Carta aos professores universitários

Estimadas e estimados colegas,

Dirijo-me a vocês, por este meio, com a mesma fluência da comunicação, aberta em 1997, quando passei a integrar os quadros da Universidade Estadual de Maringá (UEM), e que se mantém desde então. Há um Estado e um País a serem recuperados. Em meio ao sufocamento do Estado Democrático de Direito, em 2016, a soberania brasileira está aos cuidados de nações que são centros de poder econômico, cuja exigência é a implantação de um Estado Mínimo. O estado do Paraná, governado pelos partidos que sustentaram o golpe e todas as suas medidas nefastas, o PSDB e o PP, reproduz as conjunturas política, econômica e social do Brasil, pós 2016.

As pautas a enfrentar são as mais deletérias, contra as quais devem-se investir todos os esforços. Trata-se da soberania de um rico país, em vários aspectos, desde o biodiverso, ao aquífero, passando pelas capacidade, competência e necessidade de se industrializar ainda mais. A EC 95 asfixia o País, impedindo-o de investir em seu desenvolvimento, por 20 anos, como se as demandas de crescimento da nação se mantivessem inalteradas durante o período. Entre os temores que pairam sobre o Paraná está a privatização da Refinaria Presidente Getúlio Vargas (Repar), cujas consequências serão desastrosas.

No plano estadual, observa-se a cópia da política da EC 95 contra as universidades estaduais. Richa submete a basilar autonomia universitária à frieza contábil do Fisco estadual, o sistema RH-Meta4. As universidades não abrem cursos, ou extensões, não contratam professores e demais profissionais e nem mesmo compram material ordinário de limpeza sem a anuência de uma secretaria cujas funções passam ao largo das demandas universitárias. Em curto prazo, as universidades estarão suficientemente sucateadas para serem entregues à iniciativa privada, a valores módicos.

Depois de muita luta da atenta bancada da esquerda, muito bem apoiada pela classe trabalhadora, a regulamentação do Tempo Integral de Dedicação Exclusiva (TIDE) foi oficializada, no dia 28 de junho, por Beto Richa. E foi vetado, no dia 13, pela governadora Cida Borghetti. Um teatro que humilha quem profissionais que se dedicam à produção científica. Os ataques são tão incontáveis e grandes quanto deve ser a disposição para enfrentá-los. A imposição do Estado Mínimo é o que devemos combater, a todo custo. De alguns países, para arrancar-lhes as riquezas, dizimam a população. Já em outros, como o Brasil, a despolitização de 200 milhões de habitantes é o passaporte para adquirir, a valores módicos, quase simbólicos, o patrimônio público.

Ferramentas fundamentais com as quais um país constrói a sua soberania e o patrimônio nacional, erguidos há décadas com o suor e o sangue da classe trabalhadora, são impunemente entregues. O crime de lesa-pátria do grupo golpista passa despercebido da população, devido à comparsaria de uma imprensa venal, caixa de ressonância do mercado financeiro que, ao longo de anos, inoculou na população ódio à política. Uma luta hercúlea e complexa que requer união.
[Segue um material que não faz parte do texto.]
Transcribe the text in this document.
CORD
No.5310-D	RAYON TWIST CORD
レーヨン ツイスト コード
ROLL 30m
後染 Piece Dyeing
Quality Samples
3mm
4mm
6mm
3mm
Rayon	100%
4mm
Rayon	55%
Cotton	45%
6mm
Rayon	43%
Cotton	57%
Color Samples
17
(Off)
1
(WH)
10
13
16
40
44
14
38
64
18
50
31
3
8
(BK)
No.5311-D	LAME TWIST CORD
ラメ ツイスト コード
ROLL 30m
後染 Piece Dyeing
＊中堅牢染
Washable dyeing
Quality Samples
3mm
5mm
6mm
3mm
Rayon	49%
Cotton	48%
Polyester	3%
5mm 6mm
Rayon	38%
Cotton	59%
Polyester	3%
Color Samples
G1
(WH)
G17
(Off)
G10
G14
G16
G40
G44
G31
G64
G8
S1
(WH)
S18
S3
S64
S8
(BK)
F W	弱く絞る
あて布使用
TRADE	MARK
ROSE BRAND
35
Nesse sentido, é uma honra poder ombrear-me às forças progressistas das universidades estaduais para restituir o Estado Democrático de Direito e reaver a autodeterminação dos brasileiros de decidirem quando, como, onde e para quem investir os seus recursos energéticos, por meio de suas empresas estratégicas. O Brasil vive uma fratricida luta de classes, na medida em que uma condena a outra à fome e à miséria, enquanto vive em escandalosa opulência.
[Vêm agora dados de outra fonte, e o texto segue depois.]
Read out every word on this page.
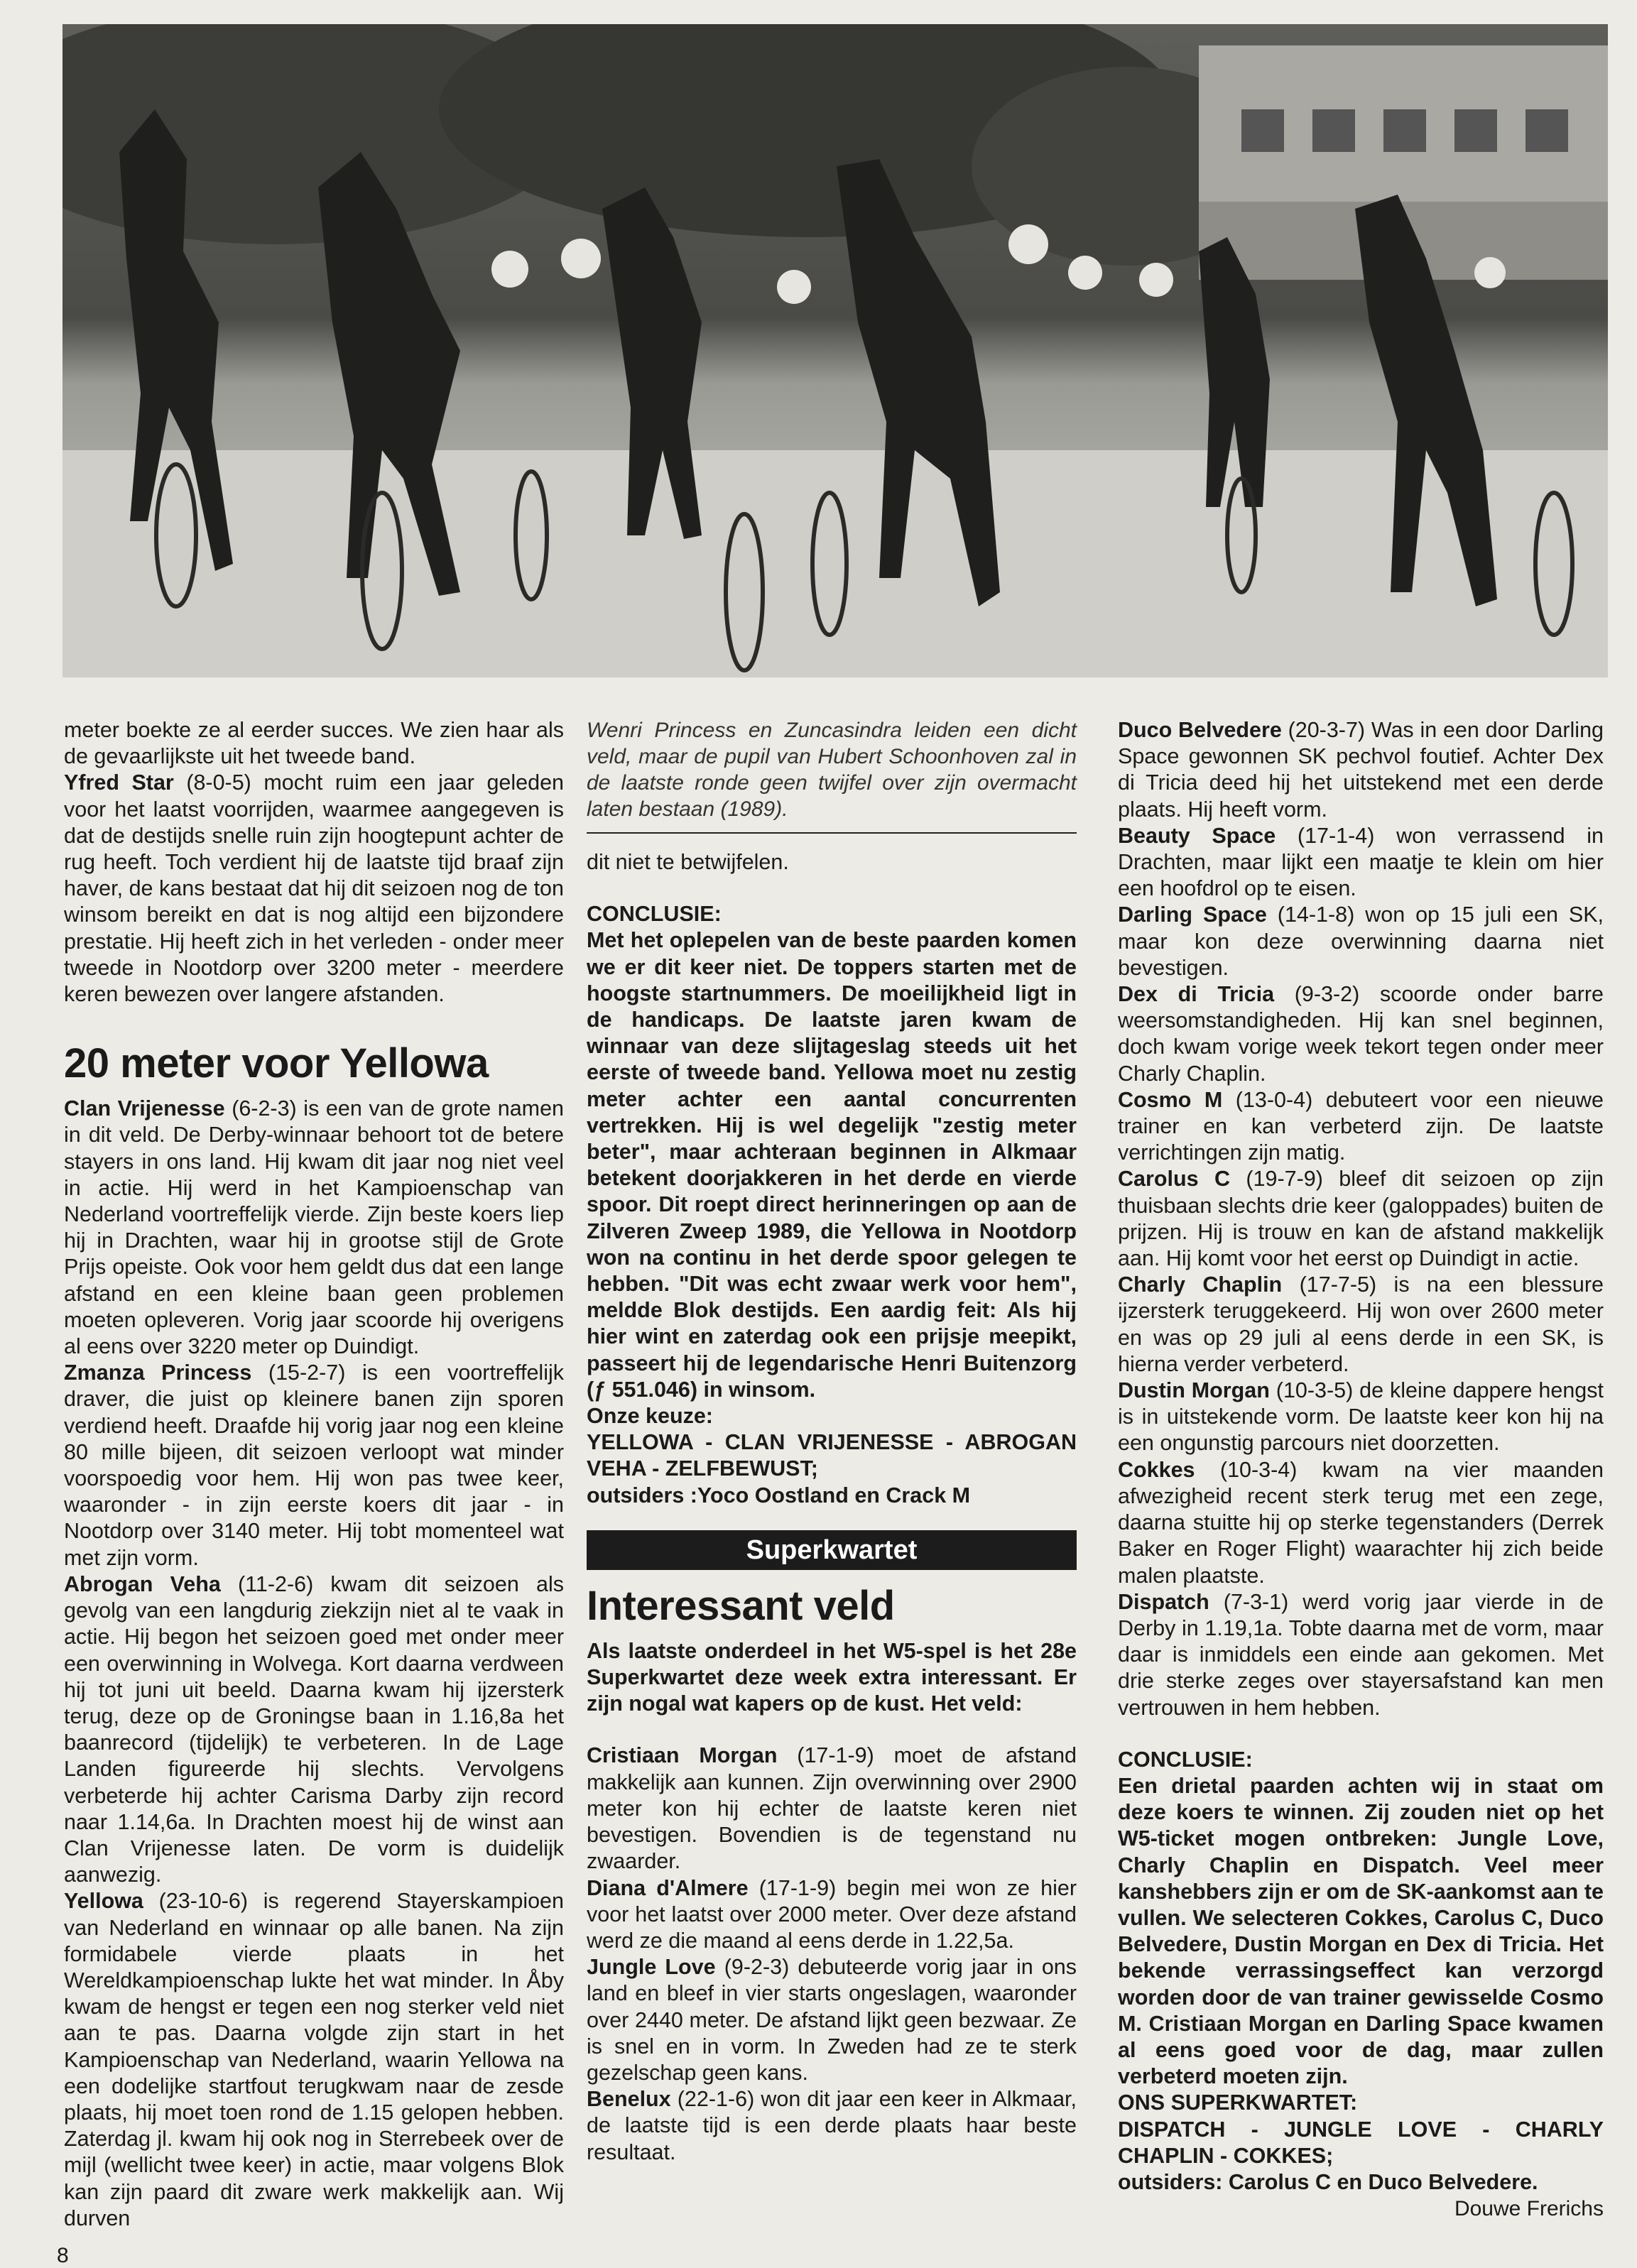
meter boekte ze al eerder succes. We zien haar als de gevaarlijkste uit het tweede band.

Yfred Star (8-0-5) mocht ruim een jaar geleden voor het laatst voorrijden, waarmee aangegeven is dat de destijds snelle ruin zijn hoogtepunt achter de rug heeft. Toch verdient hij de laatste tijd braaf zijn haver, de kans bestaat dat hij dit seizoen nog de ton winsom bereikt en dat is nog altijd een bijzondere prestatie. Hij heeft zich in het verleden - onder meer tweede in Nootdorp over 3200 meter - meerdere keren bewezen over langere afstanden.

20 meter voor Yellowa

Clan Vrijenesse (6-2-3) is een van de grote namen in dit veld. De Derby-winnaar behoort tot de betere stayers in ons land. Hij kwam dit jaar nog niet veel in actie. Hij werd in het Kampioenschap van Nederland voortreffelijk vierde. Zijn beste koers liep hij in Drachten, waar hij in grootse stijl de Grote Prijs opeiste. Ook voor hem geldt dus dat een lange afstand en een kleine baan geen problemen moeten opleveren. Vorig jaar scoorde hij overigens al eens over 3220 meter op Duindigt.

Zmanza Princess (15-2-7) is een voortreffelijk draver, die juist op kleinere banen zijn sporen verdiend heeft. Draafde hij vorig jaar nog een kleine 80 mille bijeen, dit seizoen verloopt wat minder voorspoedig voor hem. Hij won pas twee keer, waaronder - in zijn eerste koers dit jaar - in Nootdorp over 3140 meter. Hij tobt momenteel wat met zijn vorm.

Abrogan Veha (11-2-6) kwam dit seizoen als gevolg van een langdurig ziekzijn niet al te vaak in actie. Hij begon het seizoen goed met onder meer een overwinning in Wolvega. Kort daarna verdween hij tot juni uit beeld. Daarna kwam hij ijzersterk terug, deze op de Groningse baan in 1.16,8a het baanrecord (tijdelijk) te verbeteren. In de Lage Landen figureerde hij slechts. Vervolgens verbeterde hij achter Carisma Darby zijn record naar 1.14,6a. In Drachten moest hij de winst aan Clan Vrijenesse laten. De vorm is duidelijk aanwezig.

Yellowa (23-10-6) is regerend Stayerskampioen van Nederland en winnaar op alle banen. Na zijn formidabele vierde plaats in het Wereldkampioenschap lukte het wat minder. In Åby kwam de hengst er tegen een nog sterker veld niet aan te pas. Daarna volgde zijn start in het Kampioenschap van Nederland, waarin Yellowa na een dodelijke startfout terugkwam naar de zesde plaats, hij moet toen rond de 1.15 gelopen hebben. Zaterdag jl. kwam hij ook nog in Sterrebeek over de mijl (wellicht twee keer) in actie, maar volgens Blok kan zijn paard dit zware werk makkelijk aan. Wij durven

Wenri Princess en Zuncasindra leiden een dicht veld, maar de pupil van Hubert Schoonhoven zal in de laatste ronde geen twijfel over zijn overmacht laten bestaan (1989).

dit niet te betwijfelen.

CONCLUSIE:

Met het oplepelen van de beste paarden komen we er dit keer niet. De toppers starten met de hoogste startnummers. De moeilijkheid ligt in de handicaps. De laatste jaren kwam de winnaar van deze slijtageslag steeds uit het eerste of tweede band. Yellowa moet nu zestig meter achter een aantal concurrenten vertrekken. Hij is wel degelijk "zestig meter beter", maar achteraan beginnen in Alkmaar betekent doorjakkeren in het derde en vierde spoor. Dit roept direct herinneringen op aan de Zilveren Zweep 1989, die Yellowa in Nootdorp won na continu in het derde spoor gelegen te hebben. "Dit was echt zwaar werk voor hem", meldde Blok destijds. Een aardig feit: Als hij hier wint en zaterdag ook een prijsje meepikt, passeert hij de legendarische Henri Buitenzorg (ƒ 551.046) in winsom.

Onze keuze:

YELLOWA - CLAN VRIJENESSE - ABROGAN VEHA - ZELFBEWUST;

outsiders :Yoco Oostland en Crack M

Superkwartet
Interessant veld

Als laatste onderdeel in het W5-spel is het 28e Superkwartet deze week extra interessant. Er zijn nogal wat kapers op de kust. Het veld:

Cristiaan Morgan (17-1-9) moet de afstand makkelijk aan kunnen. Zijn overwinning over 2900 meter kon hij echter de laatste keren niet bevestigen. Bovendien is de tegenstand nu zwaarder.

Diana d'Almere (17-1-9) begin mei won ze hier voor het laatst over 2000 meter. Over deze afstand werd ze die maand al eens derde in 1.22,5a.

Jungle Love (9-2-3) debuteerde vorig jaar in ons land en bleef in vier starts ongeslagen, waaronder over 2440 meter. De afstand lijkt geen bezwaar. Ze is snel en in vorm. In Zweden had ze te sterk gezelschap geen kans.

Benelux (22-1-6) won dit jaar een keer in Alkmaar, de laatste tijd is een derde plaats haar beste resultaat.

Duco Belvedere (20-3-7) Was in een door Darling Space gewonnen SK pechvol foutief. Achter Dex di Tricia deed hij het uitstekend met een derde plaats. Hij heeft vorm.

Beauty Space (17-1-4) won verrassend in Drachten, maar lijkt een maatje te klein om hier een hoofdrol op te eisen.

Darling Space (14-1-8) won op 15 juli een SK, maar kon deze overwinning daarna niet bevestigen.

Dex di Tricia (9-3-2) scoorde onder barre weersomstandigheden. Hij kan snel beginnen, doch kwam vorige week tekort tegen onder meer Charly Chaplin.

Cosmo M (13-0-4) debuteert voor een nieuwe trainer en kan verbeterd zijn. De laatste verrichtingen zijn matig.

Carolus C (19-7-9) bleef dit seizoen op zijn thuisbaan slechts drie keer (galoppades) buiten de prijzen. Hij is trouw en kan de afstand makkelijk aan. Hij komt voor het eerst op Duindigt in actie.

Charly Chaplin (17-7-5) is na een blessure ijzersterk teruggekeerd. Hij won over 2600 meter en was op 29 juli al eens derde in een SK, is hierna verder verbeterd.

Dustin Morgan (10-3-5) de kleine dappere hengst is in uitstekende vorm. De laatste keer kon hij na een ongunstig parcours niet doorzetten.

Cokkes (10-3-4) kwam na vier maanden afwezigheid recent sterk terug met een zege, daarna stuitte hij op sterke tegenstanders (Derrek Baker en Roger Flight) waarachter hij zich beide malen plaatste.

Dispatch (7-3-1) werd vorig jaar vierde in de Derby in 1.19,1a. Tobte daarna met de vorm, maar daar is inmiddels een einde aan gekomen. Met drie sterke zeges over stayersafstand kan men vertrouwen in hem hebben.

CONCLUSIE:

Een drietal paarden achten wij in staat om deze koers te winnen. Zij zouden niet op het W5-ticket mogen ontbreken: Jungle Love, Charly Chaplin en Dispatch. Veel meer kanshebbers zijn er om de SK-aankomst aan te vullen. We selecteren Cokkes, Carolus C, Duco Belvedere, Dustin Morgan en Dex di Tricia. Het bekende verrassingseffect kan verzorgd worden door de van trainer gewisselde Cosmo M. Cristiaan Morgan en Darling Space kwamen al eens goed voor de dag, maar zullen verbeterd moeten zijn.

ONS SUPERKWARTET:

DISPATCH - JUNGLE LOVE - CHARLY CHAPLIN - COKKES;

outsiders: Carolus C en Duco Belvedere.

Douwe Frerichs

8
O tênue avanço civilizatório produzido, entre 2003 e 2014, é vorazmente destruído por uma agenda ultraliberal, de Estado Mínimo, excludente que colocará o Brasil, em definitivo, na condição de colônia. Mais de 1,1 milhão de pessoas jogada, novamente, na miséria. O País está de volta ao vergonhoso Mapa da Fome, de onde saiu, em 2013, por meio das políticas afirmativas de combate à fome e à miséria, como também por meio de distribuição de renda, com emprego formal e aquisição de imóvel.
A sociedade brasileira está em uma encruzilhada cujos caminhos possíveis são o desenvolvimento soberano, ou a submissão colonizadora. O mundo acadêmico, devido à sua condição privilegiada de acesso à informação, é instado a cerrar as fileiras da vanguarda da resistência para o enfrentamento a uma agenda ultra-liberalizante e desregulamentadora das relações entre capital e trabalho. Para reestabelecer a democracia e o Brasil do crescimento para todos, contem comigo.